The shared tag defines the variable common in each block.
So i tried to sum one block at a time and finally sum up the result for overall sum.
But the sum doesnt work for block. And i am stuck.
Can anyone help.
#include <stdio.h>
#include <iostream>
#include <cuda.h>
#include <stdlib.h>
//#define BLOCK_SIZE 32 // size of vectors
__global__ void add( float * i_data, float * sum){
int tid = blockIdx.x * blockDim.x + threadIdx.x;
__shared__ float s_data;
s_data = 0;
// must be synchronized
__syncthreads();
// reduce and sum
// typical in GPU computings
for (int i = 0; i<blockDim.x; i++)
{
__syncthreads();
if (tid <= i)
{
//s_data[blockIdx.x]+ = s_data[tid] + s_data[i+tid];
s_data+= i_data[tid];
}
}
if (tid == 0)
sum[blockIdx.x]=s_data;
}
int main() {
int T = 10, B = 5; // threads per block and blocks per grid
float *a,*b; // host pointers
float *dev_a, *dev_b; // device pointers to host memory
int sizeIN = T*B*sizeof(int);
int sizeOUT = B*sizeof(int);
a= new float[T*B];
b= new float[B];
for(int i = 0;i<B;i++)
{
for (int j=0;j<T;j++)
{
a[i*T+j]=i;
}
}
for(int i = 0;i<B;i++)
{
b[i]=0;
}
cudaMalloc((void **) &dev_a, sizeIN);
cudaMalloc((void **) &dev_b, sizeOUT);
cudaMemcpy(dev_a, a, sizeIN, cudaMemcpyHostToDevice);
cudaMemcpy(dev_b, b, sizeOUT, cudaMemcpyHostToDevice);
add<<< B, T >>> (dev_a, dev_b);
cudaMemcpy(a,dev_a, sizeIN, cudaMemcpyDeviceToHost);
cudaMemcpy(b,dev_b, sizeOUT, cudaMemcpyDeviceToHost);
for(int i = 0;i<B;i++)
{
for (int j=0;j<T;j++)
{
std::cout<< a[i*T+j]<<"\t";
std::cout<<std::endl;
}
std::cout<<std::endl<<std::endl<<"sum is: "<<b[i]<<std::endl;
}
std::cout<<std::endl<<std::endl;
cudaFree(dev_a);
cudaFree(dev_b);
free(a);
free(b);
return 0;
}
This is wrong in 2 ways:
if (tid = 0)
First, you should be doing a comparison == not an assignment =. I don't know why your compiler didn't warn you about this.
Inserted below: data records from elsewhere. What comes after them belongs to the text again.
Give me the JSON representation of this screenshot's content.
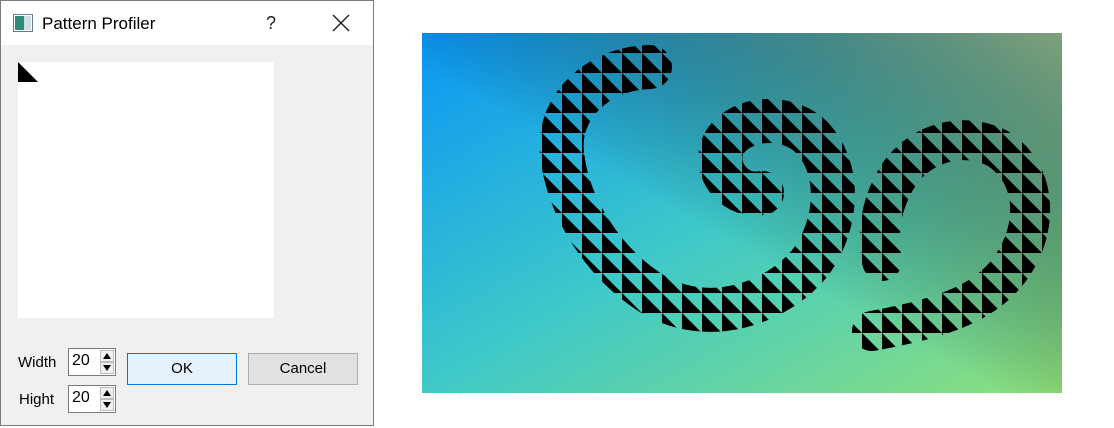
{
  "window": {
    "title": "Pattern Profiler",
    "help_label": "?",
    "icons": {
      "app": "app-window-icon",
      "close": "close-icon"
    }
  },
  "controls": {
    "width_label": "Width",
    "width_value": "20",
    "height_label": "Hight",
    "height_value": "20",
    "ok_label": "OK",
    "cancel_label": "Cancel"
  },
  "canvas": {
    "gradient_colors": [
      "#0a96f5",
      "#14e6e6",
      "#8fe07a",
      "#8b9a6e"
    ],
    "pattern_color": "#000000",
    "pattern_cell": 20
  }
}
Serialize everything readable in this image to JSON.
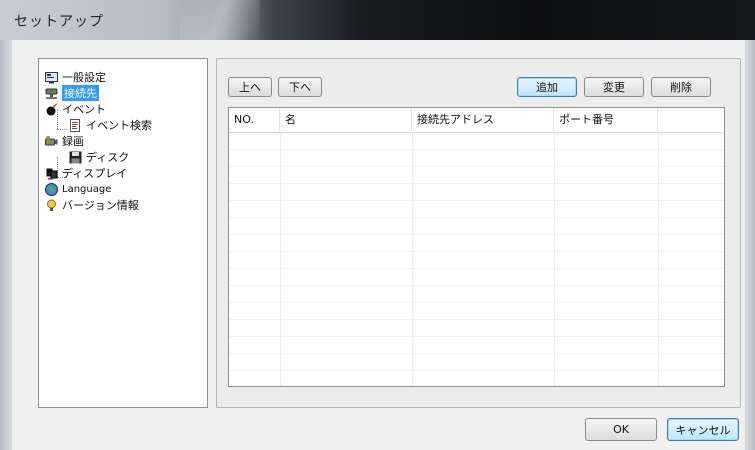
{
  "window": {
    "title": "セットアップ"
  },
  "tree": {
    "items": [
      {
        "label": "一般設定",
        "icon": "monitor-settings-icon",
        "level": 0,
        "selected": false
      },
      {
        "label": "接続先",
        "icon": "network-icon",
        "level": 0,
        "selected": true
      },
      {
        "label": "イベント",
        "icon": "bomb-icon",
        "level": 0,
        "selected": false
      },
      {
        "label": "イベント検索",
        "icon": "document-search-icon",
        "level": 1,
        "selected": false
      },
      {
        "label": "録画",
        "icon": "camera-icon",
        "level": 0,
        "selected": false
      },
      {
        "label": "ディスク",
        "icon": "floppy-disk-icon",
        "level": 1,
        "selected": false
      },
      {
        "label": "ディスプレイ",
        "icon": "display-icon",
        "level": 0,
        "selected": false
      },
      {
        "label": "Language",
        "icon": "globe-icon",
        "level": 0,
        "selected": false
      },
      {
        "label": "バージョン情報",
        "icon": "info-bulb-icon",
        "level": 0,
        "selected": false
      }
    ]
  },
  "toolbar": {
    "up_label": "上へ",
    "down_label": "下へ",
    "add_label": "追加",
    "change_label": "変更",
    "delete_label": "削除"
  },
  "table": {
    "columns": [
      "NO.",
      "名",
      "接続先アドレス",
      "ポート番号",
      ""
    ],
    "rows": []
  },
  "footer": {
    "ok_label": "OK",
    "cancel_label": "キャンセル"
  },
  "colors": {
    "selection": "#3399ff",
    "default_button_border": "#3c7fb1"
  }
}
Second, tid is only zero for one thread in the entire grid:
int tid = blockIdx.x * blockDim.x + threadIdx.x;
You want one thread in each block to write the block result out to global memory:
if (threadIdx.x == 0)
This is also a problem, similarly:
if (tid <= i)
This is only satisfied for threads in the first block. Beyond that, I have to start to guess at what you want. I guess you're trying to sum the values in each block. Your construction is not a parallel reduction, but to make the minimum changes to get it "functional" I would rewrite the end of your kernel like this:
// reduce and sum
// typical in GPU computings
for (int i = 0; i<blockDim.x; i++)
{
if (threadIdx.x == i)
{
//s_data[blockIdx.x]+ = s_data[tid] + s_data[i+tid];
s_data+= i_data[tid];
}
__syncthreads();
}
if (threadIdx.x == 0)
sum[blockIdx.x]=s_data;
}
Although you didn't have any CUDA API errors, it's good practice to use proper cuda error checking and also run your code with cuda-memcheck any time you are having trouble with a cuda code.
I mentioned that your code above is not a classical reduction. Its just an unoptimal for-loop.
To learn about a CUDA parallel reduction, study the cuda sample code and the accompanying presentation, and there are many examples here on the CUDA tag on SO as well that you can search on.